Something cold unfurled in my stomach. “Say what?”
He ran a hand through his hair, a gesture I’d seen a thousand times — when he was tired, when he was unsure. But tonight, it looked different. He couldn’t meet my eyes.
“I’ve been trying to figure out how to tell you,” he murmured. “I didn’t mean for any of this to happen.”
“Daniel…” My voice faltered. “What are you talking about?”
He looked at me then. And in that instant, I knew. It was in his eyes — the sorrow, the shame, the quiet devastation.
“I got someone pregnant,” he said.
The words didn’t hit me all at once. They drifted through the air, slow, deliberate, cruel in their clarity. Then everything inside me split.
For a heartbeat, the only sound was the rain — relentless, pounding against the windows like applause for something tragic.
“I don’t—” My throat closed around the words. “I don’t understand.”
“I’m sorry, Marian,” he said, his voice breaking around my name. “When I left last month for the business trip… my colleague took me out to dinner. There were drinks, too many. It just—happened. And yesterday she called to tell me she’s pregnant.”
Each word landed heavy, like stones dropped in water.
I blinked, my vision blurring. “That’s why you didn’t call last night. Why you stayed late. Why you left so early this morning.”
He flinched. “No. No, love. I didn’t see her today. I swear. I just… we went to the doctor yesterday to confirm it. The timeline fits. I didn’t know how to tell you.”
Silence.
The kind that fills every corner of a room and squeezes the air from your lungs.
“You know what today is,” I whispered.
He looked confused for a second. Then it hit him. Too late.
He forgot.
A laugh slipped out — small, broken, sharp. It sounded wrong in the quiet room.
“Marian—”
“Don’t.” I lifted a hand. “Please don’t.”
I turned away, my breath trembling, my reflection catching in the dark window — a ghost of someone who still loved a man she no longer recognized. Tears blurred everything into streaks of gold and shadow.

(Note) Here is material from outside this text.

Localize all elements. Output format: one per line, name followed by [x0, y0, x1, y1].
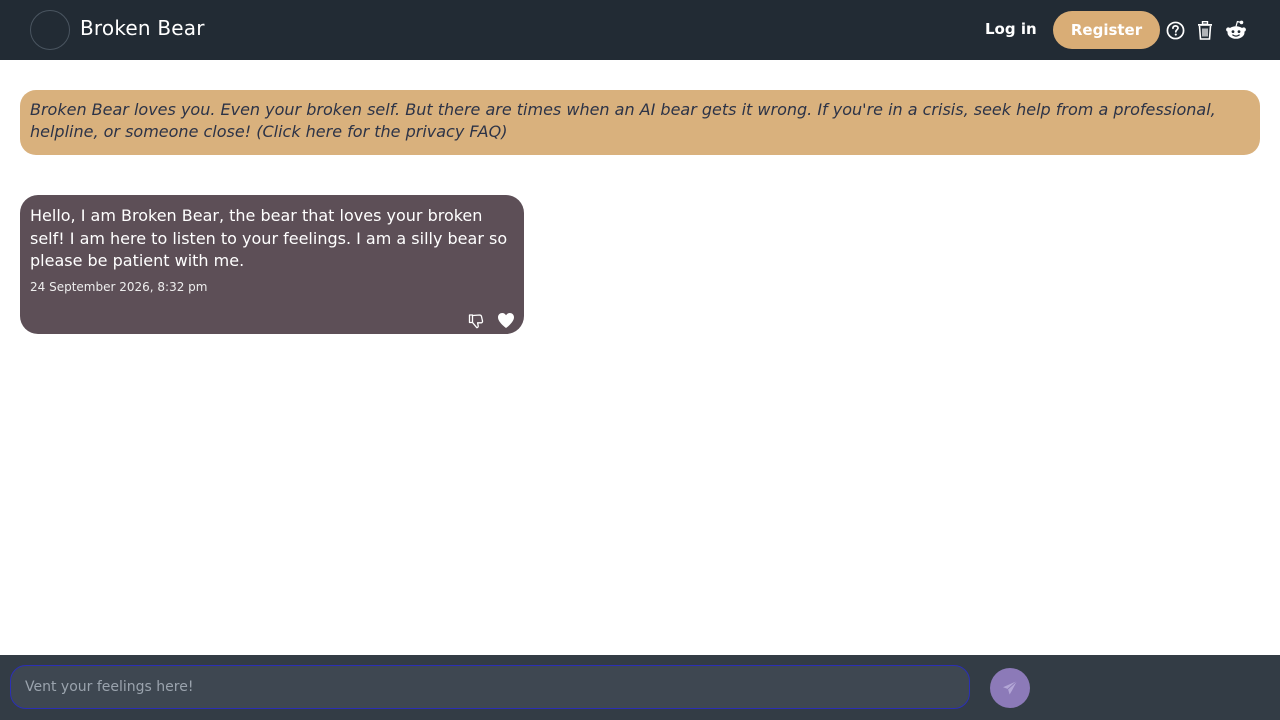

For a moment, neither of us moved. The only light came from the lamp — soft and golden, wrapping the scene in cruel beauty. Outside, the rain kept falling, the sound of it like a thousand tiny heartbreaks against the glass.
When I finally spoke, my voice barely rose above a whisper.
“I don’t want to hate you,” I said. “So please… if you still care about me at all, don’t say another word tonight. Just let me go upstairs and pretend, for a few hours, that this isn’t real.”
He nodded once, eyes glassy but dry. “Okay.”
I turned toward the stairs. My legs felt heavy, the air thick. Each step echoed faintly, the sound swallowed by the storm.
The light from the living room faded behind me until only the shadows remained.
In the bedroom — our bedroom — everything looked the same. But the air was colder. The bed still unmade, his pillow untouched.
I sat on the edge of the mattress, tracing the faint crease where he’d slept that morning. The space beside me felt impossibly wide now.
Outside, the rain kept falling — steady, endless — as if the sky itself refused to look away.